O sol se pôs e a tarefa do dia estava entregue. Aparecido ainda tinha uma viagem e tanto para voltar prá casa e o frio das noites de julho era medonho...
“Nóis já vai, compade, tamo todos muito cansado. Os menino trabaiaro muito.As ferramenta pode ficá aí com o sinhor. O sinhor guarda prá nóis. Eu vô levá só as otras traias.”
“Rube, péga o cavalo, vamo arriá a carroça prá nós ir embora. Vamo aproveitá um pouco da claridade que tem prá chegá na estrada de Turmalina. Depois só vai ser o clarão da lua mesmo.”
O cavalo foi colocado a postos embaixo da carroça de rodas de pau, que estavam com os braços inclinados com a arreata e foi só apertar as barrigeuras e colocar as rédeas e pronto. Estavam preparados.
“Até outro dia se Deus quizer. Qué dizê, até sábado, né?”
A Laura puxou a porta da sala da casa que ainda estava aberta e amarrou com um pedaço de arame. A porta ainda não tinha tranca . Era feita de tábua de cedro colocadas na vertical e com dobradiças fixadas direto nos batentes roliços. A tranca de dentro era uma tramela lavrada com facão e por fora não tinha outro jeito senão amarrar com arame amarradoi por um buraco feito para este fim.
“Deixa assim memo cumade, dispois eu vô arranjá uma fechadura daquelas de ferro prá colocá nessa porta , aí agente pode saí mais sussegado e evita que argum bicho entra prá fazer disorde.” – O Aparecido tranquilizando a Laura que estava preocuada com o fechamento da casa.
Naquele tempo não existia a preocupação com ladrões, nem baderneiros. Os baderneiros podia ser um bicho do mato qualquer que invadiam as casas em busca de comida fácil.
“Meninos, fala bença pros tio , munta logo no carrinho e vam’imbora.” – Mostrava o Aparecido a boa educação aos meninos.
“Bença tio.
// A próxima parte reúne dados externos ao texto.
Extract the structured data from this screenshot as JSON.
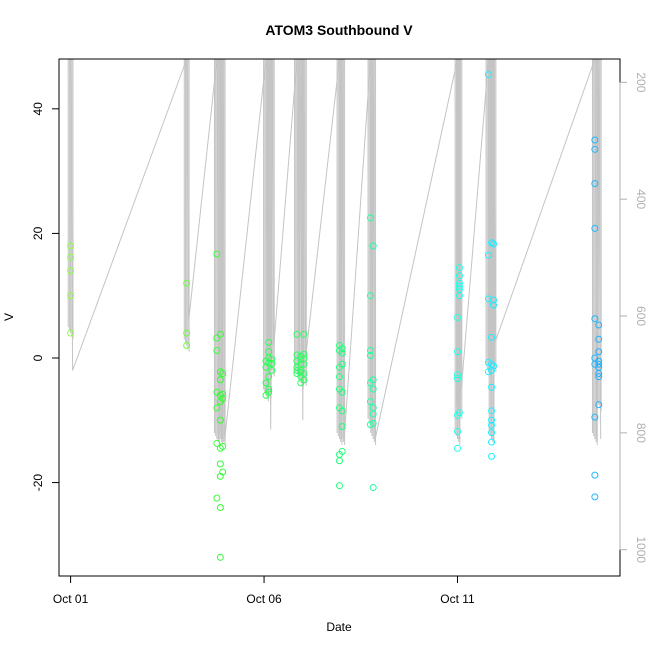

Bença tia”
“Bença padrinho. Bença madrinha.”
“Deus abençõe ocêis tudo. Vão com a graça de Deus.”
Os meninos se aninharam na parte trazeira da carroça de rodas de pau que era puxado pelo cavalo “Piano” que tantos serviços prestava àquela família.

Os acenos de boa viagem foi respondido até a carroça alcançar o topo da estrada. Dali prá frente era uma viagem silenciosa pois sol já tinha se escondido e a escuridão veio junto com o cansaço dos meninos que se transformara em sono. Nem os solavancos da carroça sem amortecedor mechia com o sono dos pequenos.
Nos pensamentos, aquele homem jovem de apenas trinta e um anos, já sonhava com uma vida melhor para os seus filhos: “Eles vão tê que estudá mais que eu. Eu vô lutá prá isso”. E completava. “Agora nóis já tem uma casa no que é nosso. Só falta trabaiá bastante. Vamo prantá verdura naquele “brejo” e os menino já pode cuidá das roça (...) Um dia nóis vamo morá na cidade.”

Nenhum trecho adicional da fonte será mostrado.